Where can we get Wikipedia dumps for each year from 2010?

1.2k Views Asked by At

I was wondering if there are English Wikipedia (enwiki) page article dumps for previous years (2010-2019).

The data dump torrents at https://meta.wikimedia.org/wiki/Data_dump_torrents don't seem to have dumps for years prior to 2017.

2

There are 2 best solutions below

1
On

The Internet Archive has some old dumps, and the dumps page has information about some really old dumps.

4
On

Actually, you don't need them! If you need the history of pages, just download a dump with history in the name. They have all revisions since Wikipedia was born. You would have to parse the wikitext to get the metadata through - on the other hand, such data would be probably more reliable for any research or practical use than old dumps.

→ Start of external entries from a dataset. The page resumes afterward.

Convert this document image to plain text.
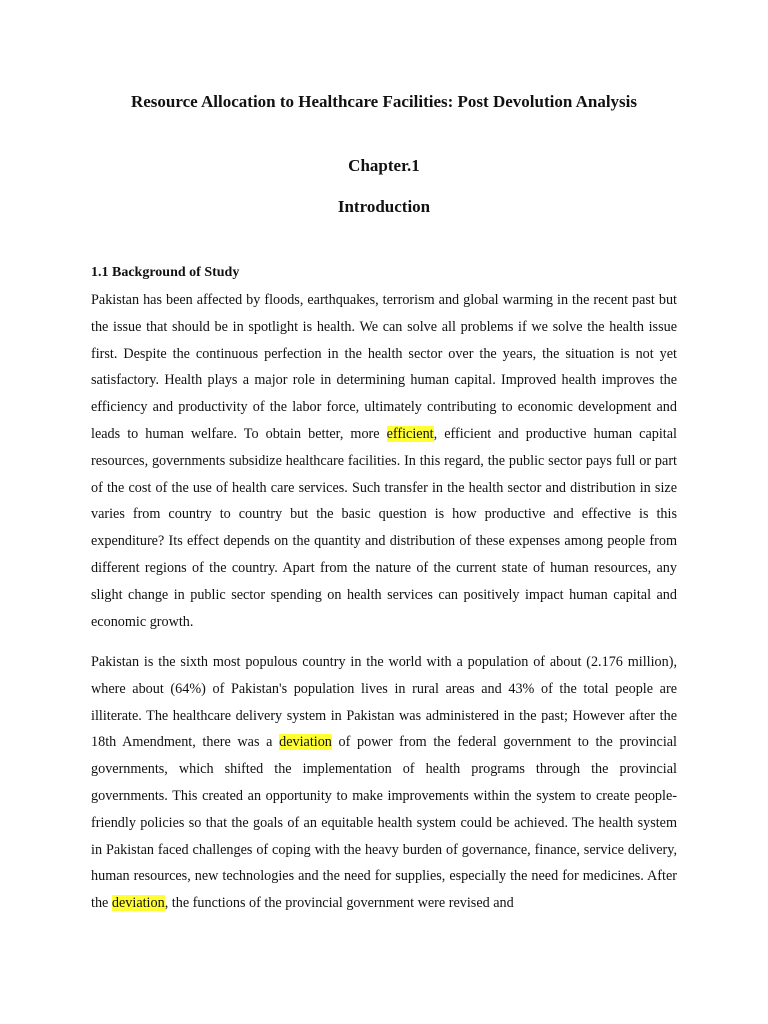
Resource Allocation to Healthcare Facilities: Post Devolution Analysis
Chapter.1
Introduction
1.1 Background of Study

Pakistan has been affected by floods, earthquakes, terrorism and global warming in the recent past but the issue that should be in spotlight is health. We can solve all problems if we solve the health issue first. Despite the continuous perfection in the health sector over the years, the situation is not yet satisfactory. Health plays a major role in determining human capital. Improved health improves the efficiency and productivity of the labor force, ultimately contributing to economic development and leads to human welfare. To obtain better, more efficient, efficient and productive human capital resources, governments subsidize healthcare facilities. In this regard, the public sector pays full or part of the cost of the use of health care services. Such transfer in the health sector and distribution in size varies from country to country but the basic question is how productive and effective is this expenditure? Its effect depends on the quantity and distribution of these expenses among people from different regions of the country. Apart from the nature of the current state of human resources, any slight change in public sector spending on health services can positively impact human capital and economic growth.

Pakistan is the sixth most populous country in the world with a population of about (2.176 million), where about (64%) of Pakistan's population lives in rural areas and 43% of the total people are illiterate. The healthcare delivery system in Pakistan was administered in the past; However after the 18th Amendment, there was a deviation of power from the federal government to the provincial governments, which shifted the implementation of health programs through the provincial governments. This created an opportunity to make improvements within the system to create people-friendly policies so that the goals of an equitable health system could be achieved. The health system in Pakistan faced challenges of coping with the heavy burden of governance, finance, service delivery, human resources, new technologies and the need for supplies, especially the need for medicines. After the deviation, the functions of the provincial government were revised and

Which dump exactly you need to download depends on what is your use case. Do you want revision metadata only, and look which users contributed when? stub-meta-history.xml is your way to go. Do you want to have page content, and parse all of that? pages-meta-history would be your choice. However, if you want to parse those dumps with enwiki, it's really big, about 14 TiB in May 2016, per https://meta.wikimedia.org/wiki/Data_dumps/FAQ#How_big_are_the_en_wikipedia_dumps_uncompressed?, as it contains all of Wikipedia, including history.